Technology’s Growing Role
As an enabler of the efficiencies to get ahead of issues, technology should be a core component of any revenue integrity strategy. The right infrastructure can help pull revenue integrity teams out of the silos in which they have traditionally operated to create a culture of collaboration around process improvement and revenue integrity excellence.
Revenue integrity processes are data hungry by nature. Therefore, manual processes that require combing through massive amounts of claim lines are not an effective use of resources. A framework of automation should support both continuous and proactive auditing (prospective) of claims before they are submitted and immediate and ongoing monitoring of delayed or denied claims (retrospective). Analytics tools can extract key charge and payment data to provide instant visibility into all prospective and retrospective data sources, eliminating the manual preparation time that often bogs down revenue integrity strategies.

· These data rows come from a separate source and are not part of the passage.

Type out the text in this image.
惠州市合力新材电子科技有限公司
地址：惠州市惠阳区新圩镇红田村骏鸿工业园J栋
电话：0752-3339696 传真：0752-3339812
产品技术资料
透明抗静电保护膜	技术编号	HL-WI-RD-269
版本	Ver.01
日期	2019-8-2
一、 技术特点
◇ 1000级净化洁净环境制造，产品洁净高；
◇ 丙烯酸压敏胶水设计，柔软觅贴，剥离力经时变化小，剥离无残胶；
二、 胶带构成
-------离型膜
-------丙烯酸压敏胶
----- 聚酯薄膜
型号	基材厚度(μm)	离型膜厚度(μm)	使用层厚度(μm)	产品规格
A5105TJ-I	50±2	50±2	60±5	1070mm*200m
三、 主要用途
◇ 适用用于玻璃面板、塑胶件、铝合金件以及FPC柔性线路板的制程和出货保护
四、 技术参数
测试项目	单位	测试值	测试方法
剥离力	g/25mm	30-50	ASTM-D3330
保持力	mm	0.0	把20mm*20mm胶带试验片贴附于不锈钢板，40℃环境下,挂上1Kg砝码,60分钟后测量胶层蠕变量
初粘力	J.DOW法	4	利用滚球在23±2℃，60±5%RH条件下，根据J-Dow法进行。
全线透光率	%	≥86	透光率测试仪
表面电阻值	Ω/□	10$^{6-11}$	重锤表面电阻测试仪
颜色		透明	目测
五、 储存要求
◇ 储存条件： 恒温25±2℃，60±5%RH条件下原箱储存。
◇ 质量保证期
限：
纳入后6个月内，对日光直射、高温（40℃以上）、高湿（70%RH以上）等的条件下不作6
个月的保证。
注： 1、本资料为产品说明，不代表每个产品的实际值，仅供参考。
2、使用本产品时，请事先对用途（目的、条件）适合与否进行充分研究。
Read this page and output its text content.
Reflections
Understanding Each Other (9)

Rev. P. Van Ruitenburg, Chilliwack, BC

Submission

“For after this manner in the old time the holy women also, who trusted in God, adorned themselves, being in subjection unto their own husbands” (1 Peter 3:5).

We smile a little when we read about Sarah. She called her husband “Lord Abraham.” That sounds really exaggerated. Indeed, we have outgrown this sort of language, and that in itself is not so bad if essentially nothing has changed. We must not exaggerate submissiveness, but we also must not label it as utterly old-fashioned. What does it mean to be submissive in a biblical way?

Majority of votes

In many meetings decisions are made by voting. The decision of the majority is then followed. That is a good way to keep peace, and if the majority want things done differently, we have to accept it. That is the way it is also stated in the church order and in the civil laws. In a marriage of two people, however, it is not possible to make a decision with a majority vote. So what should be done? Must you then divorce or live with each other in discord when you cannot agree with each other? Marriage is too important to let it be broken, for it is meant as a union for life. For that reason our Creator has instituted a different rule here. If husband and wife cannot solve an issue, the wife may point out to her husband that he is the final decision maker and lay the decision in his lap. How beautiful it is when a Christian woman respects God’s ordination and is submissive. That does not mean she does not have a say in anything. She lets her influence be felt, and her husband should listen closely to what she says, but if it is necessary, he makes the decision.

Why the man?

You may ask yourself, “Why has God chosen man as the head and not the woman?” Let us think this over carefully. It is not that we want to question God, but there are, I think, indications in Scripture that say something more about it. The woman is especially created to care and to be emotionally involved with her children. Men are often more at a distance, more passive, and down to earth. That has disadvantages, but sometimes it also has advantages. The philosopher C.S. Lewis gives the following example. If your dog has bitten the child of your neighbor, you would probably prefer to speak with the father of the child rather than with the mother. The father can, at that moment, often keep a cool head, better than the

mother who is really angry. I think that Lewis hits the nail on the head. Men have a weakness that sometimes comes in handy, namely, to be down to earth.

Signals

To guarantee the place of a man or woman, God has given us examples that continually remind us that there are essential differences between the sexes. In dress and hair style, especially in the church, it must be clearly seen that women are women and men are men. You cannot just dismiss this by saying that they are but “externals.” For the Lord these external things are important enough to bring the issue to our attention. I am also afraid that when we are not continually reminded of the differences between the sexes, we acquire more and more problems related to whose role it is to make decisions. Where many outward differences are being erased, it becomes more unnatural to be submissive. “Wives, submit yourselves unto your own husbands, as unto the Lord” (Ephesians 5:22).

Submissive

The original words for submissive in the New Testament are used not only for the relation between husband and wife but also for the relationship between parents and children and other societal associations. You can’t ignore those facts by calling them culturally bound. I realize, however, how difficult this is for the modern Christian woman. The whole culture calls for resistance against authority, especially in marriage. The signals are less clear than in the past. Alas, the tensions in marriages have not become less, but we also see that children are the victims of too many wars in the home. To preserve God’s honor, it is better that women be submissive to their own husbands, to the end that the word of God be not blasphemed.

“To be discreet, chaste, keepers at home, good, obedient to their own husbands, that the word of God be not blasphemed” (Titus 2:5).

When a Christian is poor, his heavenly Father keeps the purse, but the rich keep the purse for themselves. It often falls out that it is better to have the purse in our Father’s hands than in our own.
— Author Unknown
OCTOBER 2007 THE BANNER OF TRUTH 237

Use of advanced artificial intelligence tools such as natural language processing can further elevate strategies to improve management of a health care organization’s overall financial performance. Artificial intelligence can analyze large volumes of historical data to extract important information that delivers a depth of understanding about denial attributes that is typically a nonstarter with manual processes. These systems learn from trends over time and can then, in turn, automatically apply identifiers or changes to future claims prior to submission to various payers. For example, denials related to medical necessity account for almost 10% of total denials. Identifying the root case and applying the necessary edits or process changes will greatly prevent future denials.
Telehealth: An Evolving Opportunity and Challenge
While telehealth has faced its fair share of reimbursement hurdles in past years, most experts agree that remote care models are here to stay. Patients will expect and increasingly demand these options.
The big question is how payers will process claims and reimburse going forward. There is a significant opportunity for telehealth to expand access to care and lower costs, but growing pains come in the form of interpreting complex and fluid guidance around compliance and reimbursement. Simply put, providers can expect continued changes.
When it comes to telehealth, providers are wise to get their revenue integrity house in order sooner rather than later. Those who draw on the promise of technology to help monitor and audit the health of their telehealth claims will likely be best positioned to optimize reimbursement during the current financial climate.
— Vasilios Nassiopoulos is vice president of product strategy and innovation at Hayes. A senior executive with more than 25 years of health care experience, he possesses extensive knowledge of EHR systems and practice management software.